4. “Naturalization” and power relations, according to theorists such as Roland Barthes, Jacques Derrida and Kaja Silverman are hidden in the signs and significations of language. The English and French language was forced upon Native North Americans. Language control was another tool used to eradicate and assimilate Native North Americans into western and “civilized” society.
5. The Named and the Unnamed by Belmore includes sculpture, photography, and video installation. The work addresses the murders of more than seventy women who lived in the streets of Vancouver’s Downtown Eastside. Many people were outraged because authorities ignored the severity of the situation because the majority of the women were First Nations woman, drug users and prostitutes. A number of female bodies were found dismembered on a Port Coquitlam pig farm located east of Vancouver (Rickard 2005). A serial killer, charged with the murders, was sentenced to life in prison. Families of the murdered women were finally given an opportunity to have closure and mourn for the traumatic ending; murder, abuse and discrimination suffered by these women, a familiar ending for many Native North Americans, historically and presently.

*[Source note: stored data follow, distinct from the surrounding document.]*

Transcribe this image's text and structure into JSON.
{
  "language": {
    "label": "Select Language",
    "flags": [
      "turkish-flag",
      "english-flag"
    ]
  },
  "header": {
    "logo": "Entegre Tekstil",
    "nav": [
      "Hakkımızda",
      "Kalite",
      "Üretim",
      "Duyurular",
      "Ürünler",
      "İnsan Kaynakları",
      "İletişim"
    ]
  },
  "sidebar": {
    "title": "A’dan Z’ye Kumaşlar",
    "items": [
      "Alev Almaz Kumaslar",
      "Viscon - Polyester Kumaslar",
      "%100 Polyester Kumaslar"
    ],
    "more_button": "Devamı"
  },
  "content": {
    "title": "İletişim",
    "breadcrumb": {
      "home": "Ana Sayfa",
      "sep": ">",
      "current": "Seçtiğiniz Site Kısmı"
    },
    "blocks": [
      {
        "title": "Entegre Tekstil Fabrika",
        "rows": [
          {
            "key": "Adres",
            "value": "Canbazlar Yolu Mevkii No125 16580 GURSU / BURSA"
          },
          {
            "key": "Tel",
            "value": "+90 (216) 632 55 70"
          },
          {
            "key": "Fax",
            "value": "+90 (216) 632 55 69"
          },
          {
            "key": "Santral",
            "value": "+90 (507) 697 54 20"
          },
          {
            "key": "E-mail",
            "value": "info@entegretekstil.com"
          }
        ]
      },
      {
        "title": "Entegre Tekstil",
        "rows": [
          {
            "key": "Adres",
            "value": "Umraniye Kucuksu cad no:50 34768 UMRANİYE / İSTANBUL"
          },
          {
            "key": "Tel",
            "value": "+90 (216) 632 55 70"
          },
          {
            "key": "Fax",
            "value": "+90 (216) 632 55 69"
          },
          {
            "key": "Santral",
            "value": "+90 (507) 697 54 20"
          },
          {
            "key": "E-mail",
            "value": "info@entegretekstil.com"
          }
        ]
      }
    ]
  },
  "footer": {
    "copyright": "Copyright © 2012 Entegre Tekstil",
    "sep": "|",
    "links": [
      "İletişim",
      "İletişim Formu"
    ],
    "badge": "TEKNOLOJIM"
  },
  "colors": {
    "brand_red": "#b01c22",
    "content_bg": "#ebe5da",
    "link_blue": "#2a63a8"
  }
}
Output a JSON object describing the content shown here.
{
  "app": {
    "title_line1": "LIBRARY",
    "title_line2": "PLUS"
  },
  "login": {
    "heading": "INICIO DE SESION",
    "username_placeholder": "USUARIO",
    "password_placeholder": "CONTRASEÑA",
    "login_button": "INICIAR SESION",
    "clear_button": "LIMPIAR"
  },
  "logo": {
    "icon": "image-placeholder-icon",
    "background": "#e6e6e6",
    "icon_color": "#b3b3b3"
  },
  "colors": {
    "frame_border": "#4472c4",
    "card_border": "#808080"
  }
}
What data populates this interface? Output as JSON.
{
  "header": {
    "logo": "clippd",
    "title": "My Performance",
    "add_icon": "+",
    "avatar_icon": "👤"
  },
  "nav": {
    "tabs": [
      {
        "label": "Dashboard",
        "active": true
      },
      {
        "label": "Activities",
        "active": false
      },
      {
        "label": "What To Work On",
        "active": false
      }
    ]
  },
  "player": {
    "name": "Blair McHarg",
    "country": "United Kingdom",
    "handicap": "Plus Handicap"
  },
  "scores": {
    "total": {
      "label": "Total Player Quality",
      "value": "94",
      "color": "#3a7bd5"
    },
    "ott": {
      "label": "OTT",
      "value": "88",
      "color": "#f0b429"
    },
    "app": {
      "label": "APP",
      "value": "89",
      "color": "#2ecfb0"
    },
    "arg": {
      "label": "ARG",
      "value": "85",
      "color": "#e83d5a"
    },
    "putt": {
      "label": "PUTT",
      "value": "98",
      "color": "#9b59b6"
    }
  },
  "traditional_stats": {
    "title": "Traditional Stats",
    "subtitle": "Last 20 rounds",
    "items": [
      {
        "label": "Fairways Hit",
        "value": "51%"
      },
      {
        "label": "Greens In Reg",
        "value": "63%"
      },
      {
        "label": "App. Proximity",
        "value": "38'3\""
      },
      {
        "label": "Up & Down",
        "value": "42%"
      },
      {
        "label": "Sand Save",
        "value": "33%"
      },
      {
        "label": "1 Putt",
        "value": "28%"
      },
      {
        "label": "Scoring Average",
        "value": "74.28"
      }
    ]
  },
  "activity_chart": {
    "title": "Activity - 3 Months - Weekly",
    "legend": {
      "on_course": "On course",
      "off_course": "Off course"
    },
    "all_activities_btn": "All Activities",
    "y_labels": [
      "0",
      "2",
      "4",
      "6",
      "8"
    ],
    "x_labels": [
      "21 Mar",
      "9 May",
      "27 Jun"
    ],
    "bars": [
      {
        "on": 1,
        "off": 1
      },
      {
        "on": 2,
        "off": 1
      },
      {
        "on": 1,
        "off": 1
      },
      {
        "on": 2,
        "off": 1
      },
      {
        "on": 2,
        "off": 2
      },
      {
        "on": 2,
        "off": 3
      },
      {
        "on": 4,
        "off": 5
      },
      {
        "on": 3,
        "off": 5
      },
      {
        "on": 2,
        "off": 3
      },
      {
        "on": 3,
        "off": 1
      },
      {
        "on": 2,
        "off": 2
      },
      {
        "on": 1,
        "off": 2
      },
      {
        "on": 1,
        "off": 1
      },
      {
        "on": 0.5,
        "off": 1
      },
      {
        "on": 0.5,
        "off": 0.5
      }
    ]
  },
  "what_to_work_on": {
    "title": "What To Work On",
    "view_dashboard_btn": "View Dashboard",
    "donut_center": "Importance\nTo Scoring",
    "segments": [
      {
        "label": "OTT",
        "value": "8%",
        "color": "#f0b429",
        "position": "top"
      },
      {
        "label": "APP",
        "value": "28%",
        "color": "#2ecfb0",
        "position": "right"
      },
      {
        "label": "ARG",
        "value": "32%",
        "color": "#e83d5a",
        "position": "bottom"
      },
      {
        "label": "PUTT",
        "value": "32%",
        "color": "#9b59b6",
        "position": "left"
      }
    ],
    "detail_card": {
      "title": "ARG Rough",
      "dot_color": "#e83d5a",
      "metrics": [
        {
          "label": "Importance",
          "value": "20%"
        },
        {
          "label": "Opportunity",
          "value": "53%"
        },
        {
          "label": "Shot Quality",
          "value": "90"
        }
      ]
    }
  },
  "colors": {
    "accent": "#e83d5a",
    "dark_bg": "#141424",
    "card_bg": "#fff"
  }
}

6. Kaja Silverman used the term suturing in reference to cinematography. In films narratives are stitched together, but in a structure that hides the suturing process to gives the illusion a clean, un-spliced story. These narratives have been used to naturalize and support myths that are ingrained in the North American psyche. Silverman argues that in order to expose the illusion of truths and power relations in western society, the sutures must be made visible (Silverman 1983). The spaces between the stitches, the blank moments that create the dominant moments (binary opposites) are also valuable signifiers. The moments in between are not usually witnessed by the audience. Exposing the suture marks results in exposing the construction of the story, the myth and lies behind the image.
7. There are many other references and interpretations one can make about the slash on the woman’s back, but this is another discourse that will not be followed in this paper. The fringe can also be seen as paralleling Native beadwork and western wear, of which both are popular in contemporary Native nations.